La date était symbolique pour la première de Cinq jours en mars. Alors que de nombreuses personnes déambulaient dans les rues pour marquer cette date du 7 octobre, se jouait un spectacle narrant cinq journées de jeunes Japonais-es durant les premiers jours de la guerre en Irak, en 2003. Absurdité, vacuité et violence sont au rendez-vous au Théâtre du Loup, jusqu’au 19 octobre.

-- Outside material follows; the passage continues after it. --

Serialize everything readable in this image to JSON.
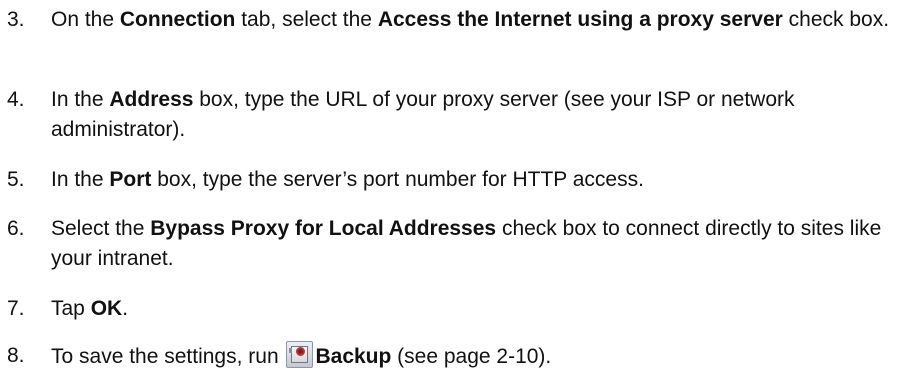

Sur la scène d’abord nue, cinq acteur/trices (Antoine Courvoisier, Angelo Dell’Aquila, Fjolla Elezi, Judith Goudal et Ali Lamaadli, alias Acteur 1, 2, 3, 4 et 5) racontent, en se centrant principalement autour de Minobe et Yukki, qui ont passé ces cinq jours dans un love hotel, après s’être rencontré-es à un concert. En parallèle, Azuma, le meilleur ami de Minobe, Suzuki, dont on ne parlera finalement que très peu, et d’autres, suivent une manifestation, fuient la réalité par l’imaginaire, s’interrogent ou déambulent sans véritable but. Bref, ils et elles vivent leur vie, avec toujours en filigrane cette guerre qui vient de débuter, quelque part dans un coin de leur esprit. Évidemment, ce récit fait écho à notre réalité actuelle, d’autant plus en ce 7 octobre. Et de cela découle sans aucun doute une plus grande implication émotionnelle face à ce qui nous est narré.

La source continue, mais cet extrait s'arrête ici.